Michael S. Kelley

Mike Kelley on the summit of Mauna Kea (13,796 ft.) in Hawaii,
August 2003.
Dr. Michael S. Kelley is an Adjunct Faculty member in the Department of Geology and Geography at Georgia Southern University, and a Visiting Astronomer at the NASA Infrared Telescope Facility in Hawaii. He was born in Connecticut and has lived in Washington State, upstate New York, Texas, Georgia, and Virginia. He received a B.S. in Geophysics from the University of Connecticut (1989), and an M.S. (1995) and a Ph.D. (1999) in Geology from the Rensselaer Polytechnic Institute. Dr. Kelley held a National Research Council Postdoctoral Fellowship at NASA Johnson Space Center in Houston, Texas from 1999 to 2001. Between 2002 and 2007 he was a Research Scientist and Temporary Assistant Professor at Georgia Southern University.
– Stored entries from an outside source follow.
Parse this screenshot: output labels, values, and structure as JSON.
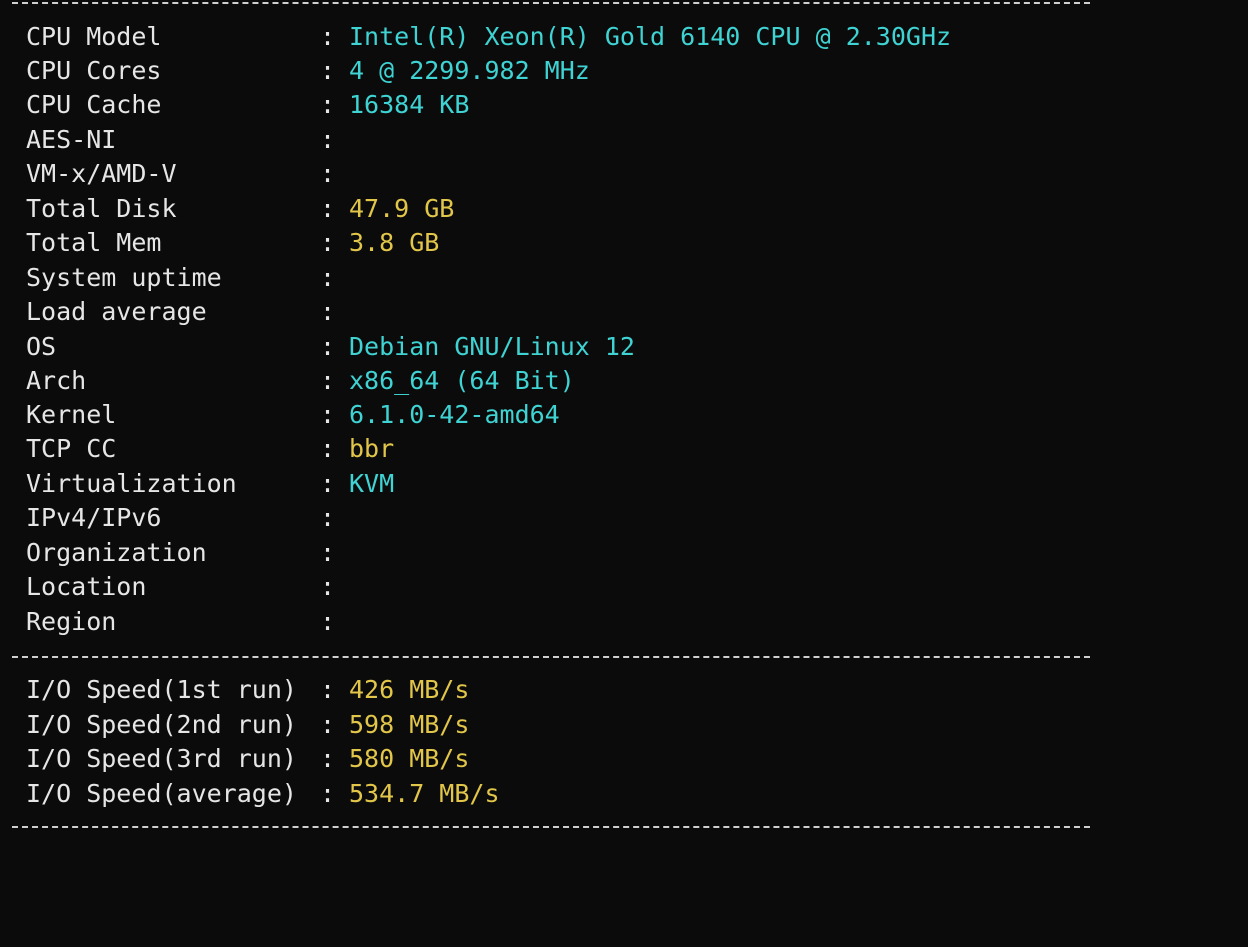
{
  "separator": "-------------------------------------------------------------------",
  "system_info": [
    {
      "label": "CPU Model",
      "value": "Intel(R) Xeon(R) Gold 6140 CPU @ 2.30GHz",
      "color": "cyan"
    },
    {
      "label": "CPU Cores",
      "value": "4 @ 2299.982 MHz",
      "color": "cyan"
    },
    {
      "label": "CPU Cache",
      "value": "16384 KB",
      "color": "cyan"
    },
    {
      "label": "AES-NI",
      "value": "",
      "color": "cyan"
    },
    {
      "label": "VM-x/AMD-V",
      "value": "",
      "color": "cyan"
    },
    {
      "label": "Total Disk",
      "value": "47.9 GB",
      "color": "yellow"
    },
    {
      "label": "Total Mem",
      "value": "3.8 GB",
      "color": "yellow"
    },
    {
      "label": "System uptime",
      "value": "",
      "color": "cyan"
    },
    {
      "label": "Load average",
      "value": "",
      "color": "yellow"
    },
    {
      "label": "OS",
      "value": "Debian GNU/Linux 12",
      "color": "cyan"
    },
    {
      "label": "Arch",
      "value": "x86_64 (64 Bit)",
      "color": "cyan"
    },
    {
      "label": "Kernel",
      "value": "6.1.0-42-amd64",
      "color": "cyan"
    },
    {
      "label": "TCP CC",
      "value": "bbr",
      "color": "yellow"
    },
    {
      "label": "Virtualization",
      "value": "KVM",
      "color": "cyan"
    },
    {
      "label": "IPv4/IPv6",
      "value": "",
      "color": "cyan"
    },
    {
      "label": "Organization",
      "value": "",
      "color": "cyan"
    },
    {
      "label": "Location",
      "value": "",
      "color": "cyan"
    },
    {
      "label": "Region",
      "value": "",
      "color": "cyan"
    }
  ],
  "io_speed": [
    {
      "label": "I/O Speed(1st run)",
      "value": "426 MB/s",
      "color": "yellow"
    },
    {
      "label": "I/O Speed(2nd run)",
      "value": "598 MB/s",
      "color": "yellow"
    },
    {
      "label": "I/O Speed(3rd run)",
      "value": "580 MB/s",
      "color": "yellow"
    },
    {
      "label": "I/O Speed(average)",
      "value": "534.7 MB/s",
      "color": "yellow"
    }
  ],
  "colors": {
    "background": "#0b0b0b",
    "text": "#e6e6e6",
    "cyan": "#3fd3d3",
    "yellow": "#e2c64a"
  },
  "colon": ":"
}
Dr. Kelley is currently working full time in the Planetary Science Division at NASA Headquarters in Washington, DC. He is the Program Scientist for two spacecraft missions (EPOXI and Stardust-NExT), the Planetary Geology and Geophysics R&A Program, the Planetary Data System, and the Small Bodies Assessment Group.
Research
Areas of concentration in Dr. Kelley's research include mineralogy and geology of asteroids, genetic testing of dynamical asteroid families, and asteroid-meteorite relationships. He has ongoing projects involving the mineralogy of rare classes of asteroids, and ground-based remote sensing of spacecraft target asteroids. He is a Visiting Astronomer at the NASA Infrared Telescope Facility at Mauna Kea Observatories in Hawai`i, which is the primary facility for the observational portion of his research. Dr. Kelley led an international team of scientists that performed physical and geochemical analyses of the Statesboro, Georgia meteorite.
Teaching
Dr. Kelley taught directed studies courses, lecture and laboratory sections of Introduction to Earth, laboratory sections of Environmental Geology, and the upper-division Introduction to Research Methods course. Prior to his tenure at Georgia Southern, he taught Physical Geology laboratory and Optical Mineralogy. Dr. Kelley has lectured or served as field trip leader in a variety of courses ranging from Astronomy to Volcanology and from Dinosaurs to Origin of Life.
Service
Dr. Kelley was a member of the 2005-2006 Antarctic Search for Meteorites expedition to the Miller Range in Antarctica. He maintained the team’s weblog during that expedition. Dr. Kelley served as an officer in the Planetary Geology Division of the Geological Society of America (PGD-GSA) from 2002 to 2005. He chaired the G. K. Gilbert Award Committee, which is a professional career achievement award sponsored by the PGD-GSA. He also served as chair of the Pellas-Ryder Award Committee, an international award sponsored by the Meteoritical Society and PGD-GSA, and awarded each year to the best, peer-reviewed, planetary science paper published by a student. Dr. Kelley co-organized the Department's seminar series for several years. From 1999 to 2003 Dr. Kelley was a member of the program committee for the annual Lunar and Planetary Science Conference, and in 2003-2004 he was a member of the Joint Technical Program Committee for the annual GSA meeting. He served as Technical Program Chair for the record-setting 2007 Southeastern Section GSA Meeting, which was hosted by our Department. Dr. Kelley has served on many NASA science review panels, and is a regular reviewer for the journals Icarus and Meteoritics and Planetary Science.